AITA for not sharing stuff I learn with my dad at my mom’s house or including my step and half siblings?

Imagine toggling between two worlds every week: one’s a calm haven where your dad teaches you to whip up lasagna and fix a wobbly shelf, the other’s a cramped, chaotic zoo with your mom, stepdad, and a gaggle of step- and half-siblings demanding sandwiches and piggyback rides.

At 15, you and your 13-year-old sister thrive at Dad’s—cooking, DIY, independence—while Mom’s place is a grimy pressure cooker. Then, Mom starts Instagram-stalking Dad’s posts of your adventures and guilts you for not dragging her brood along. Cue the showdown.
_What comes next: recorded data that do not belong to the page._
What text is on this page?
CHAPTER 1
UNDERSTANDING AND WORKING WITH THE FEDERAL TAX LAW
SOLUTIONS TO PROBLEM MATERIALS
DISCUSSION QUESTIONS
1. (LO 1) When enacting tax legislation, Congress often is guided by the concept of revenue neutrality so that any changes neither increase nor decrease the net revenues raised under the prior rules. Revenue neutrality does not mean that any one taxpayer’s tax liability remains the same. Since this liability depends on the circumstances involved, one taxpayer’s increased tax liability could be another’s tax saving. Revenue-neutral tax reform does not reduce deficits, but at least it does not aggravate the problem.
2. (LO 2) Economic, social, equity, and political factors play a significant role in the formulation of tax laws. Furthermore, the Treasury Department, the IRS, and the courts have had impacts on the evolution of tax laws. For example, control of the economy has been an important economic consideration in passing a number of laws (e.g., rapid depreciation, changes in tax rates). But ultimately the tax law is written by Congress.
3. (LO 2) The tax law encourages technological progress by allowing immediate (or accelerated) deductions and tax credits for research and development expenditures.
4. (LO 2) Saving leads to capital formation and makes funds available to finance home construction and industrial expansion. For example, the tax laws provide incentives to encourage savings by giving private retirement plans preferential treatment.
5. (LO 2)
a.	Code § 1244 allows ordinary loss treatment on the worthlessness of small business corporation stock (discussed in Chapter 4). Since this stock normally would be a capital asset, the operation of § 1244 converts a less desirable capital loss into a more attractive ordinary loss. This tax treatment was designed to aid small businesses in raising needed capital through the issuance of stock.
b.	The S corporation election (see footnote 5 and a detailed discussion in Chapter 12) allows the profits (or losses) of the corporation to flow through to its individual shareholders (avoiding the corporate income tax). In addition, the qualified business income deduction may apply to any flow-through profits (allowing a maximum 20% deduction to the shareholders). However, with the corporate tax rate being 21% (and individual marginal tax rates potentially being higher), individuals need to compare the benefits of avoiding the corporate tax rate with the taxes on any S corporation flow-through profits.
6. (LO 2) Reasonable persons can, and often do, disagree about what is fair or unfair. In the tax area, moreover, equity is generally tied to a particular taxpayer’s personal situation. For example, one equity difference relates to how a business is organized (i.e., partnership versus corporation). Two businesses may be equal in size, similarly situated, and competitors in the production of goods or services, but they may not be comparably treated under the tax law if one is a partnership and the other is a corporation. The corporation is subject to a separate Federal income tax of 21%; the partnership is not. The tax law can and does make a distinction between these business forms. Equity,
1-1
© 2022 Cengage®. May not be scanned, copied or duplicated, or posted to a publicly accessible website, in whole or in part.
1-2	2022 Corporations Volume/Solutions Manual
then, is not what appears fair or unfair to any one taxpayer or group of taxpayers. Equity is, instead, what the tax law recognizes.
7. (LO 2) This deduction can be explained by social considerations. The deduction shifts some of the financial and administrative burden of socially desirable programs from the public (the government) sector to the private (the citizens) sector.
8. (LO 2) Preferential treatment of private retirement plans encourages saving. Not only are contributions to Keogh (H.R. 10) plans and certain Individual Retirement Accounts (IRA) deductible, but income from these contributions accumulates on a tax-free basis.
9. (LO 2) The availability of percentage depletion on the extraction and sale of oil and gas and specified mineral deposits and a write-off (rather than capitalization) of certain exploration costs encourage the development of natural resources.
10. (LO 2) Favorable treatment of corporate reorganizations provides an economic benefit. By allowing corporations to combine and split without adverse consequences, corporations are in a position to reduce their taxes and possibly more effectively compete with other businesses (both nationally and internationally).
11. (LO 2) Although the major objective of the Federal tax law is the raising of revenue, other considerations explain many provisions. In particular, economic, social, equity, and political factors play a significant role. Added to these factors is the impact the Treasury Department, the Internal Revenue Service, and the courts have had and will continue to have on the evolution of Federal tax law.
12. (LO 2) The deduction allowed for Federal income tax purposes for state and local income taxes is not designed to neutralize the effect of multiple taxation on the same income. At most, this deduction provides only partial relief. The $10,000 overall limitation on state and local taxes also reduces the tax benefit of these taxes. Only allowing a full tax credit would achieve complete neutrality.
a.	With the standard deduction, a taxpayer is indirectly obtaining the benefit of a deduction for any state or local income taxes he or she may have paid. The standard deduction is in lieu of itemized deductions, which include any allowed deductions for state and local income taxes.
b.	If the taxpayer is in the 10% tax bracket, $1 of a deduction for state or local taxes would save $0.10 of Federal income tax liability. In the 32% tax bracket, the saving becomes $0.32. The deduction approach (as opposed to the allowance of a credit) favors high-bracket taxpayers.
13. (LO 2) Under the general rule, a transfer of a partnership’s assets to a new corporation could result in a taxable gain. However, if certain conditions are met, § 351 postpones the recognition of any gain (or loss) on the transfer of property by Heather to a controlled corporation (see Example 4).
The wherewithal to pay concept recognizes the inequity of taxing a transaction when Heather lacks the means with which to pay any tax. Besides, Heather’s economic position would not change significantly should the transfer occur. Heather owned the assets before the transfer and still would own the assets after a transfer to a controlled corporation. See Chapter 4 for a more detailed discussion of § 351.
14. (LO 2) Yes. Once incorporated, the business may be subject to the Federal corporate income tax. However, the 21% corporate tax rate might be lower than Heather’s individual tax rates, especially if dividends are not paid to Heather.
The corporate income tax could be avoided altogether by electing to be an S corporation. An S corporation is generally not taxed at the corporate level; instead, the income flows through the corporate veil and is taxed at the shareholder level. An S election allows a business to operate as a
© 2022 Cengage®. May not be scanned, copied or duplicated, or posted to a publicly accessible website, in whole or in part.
She’s pushing you to share skills, bake cakes, and play big bro to kids who aren’t Dad’s, all while he’s just trying to bond with his own. Is he the asshole for keeping it exclusive, or is Mom overstepping? Let’s sift through this family blender.

‘AITA for not sharing stuff I learn with my dad at my mom’s house or including my step and half siblings?’

Your dad’s carving out a sanctuary for you and your sister—cooking, DIY, structure—while Mom’s house sounds like a free-for-all with you as unpaid staff. Her push to rope in the step- and half-sibs? That’s parentification, plain and simple, where kids get saddled with adult duties. It’s not your job to level the playing field for her crew.

Family therapist Virginia Satir said, “Each parent’s role is to nurture their own kids,”. Dad’s doing that; Mom’s outsourcing. Studies show 1 in 5 teens in blended families feel overburdened by sibling care (Journal of Family Psychology).

She’s got no claim on Dad’s time or your skills—her guilt trips are her mess to clean, not yours. Tell Dad to lock down his Insta and talk to her. You? Keep thriving at his place—those skills are yours to enjoy, not share on demand. Mom’s got Keith for her baking dreams.

Check out how the community responded:

Reddit’s fired up—here’s the rundown:

They’re Team Teen, slapping “NTA” like it’s a high-five, calling Mom out for sponging off Dad’s vibe. From “block her” to “she’s delusional,” it’s a united front. Do they nail it, or just fan the flames?

So, there’s our 15-year-old, caught between Dad’s cool lessons and Mom’s clingy chaos. He’s no asshole—Dad’s his space, not a communal playground, and Mom’s got no right to crash it. Reddit’s roaring approval, and it’s hard to argue with a kid guarding his peace against a guilt-tripping blender family. She’s got her own oven—let her bake her own cakes. What’s your call? Would you share the fun or keep it solo? Drop your take—how would you dodge a mom trying to hijack your dad’s time?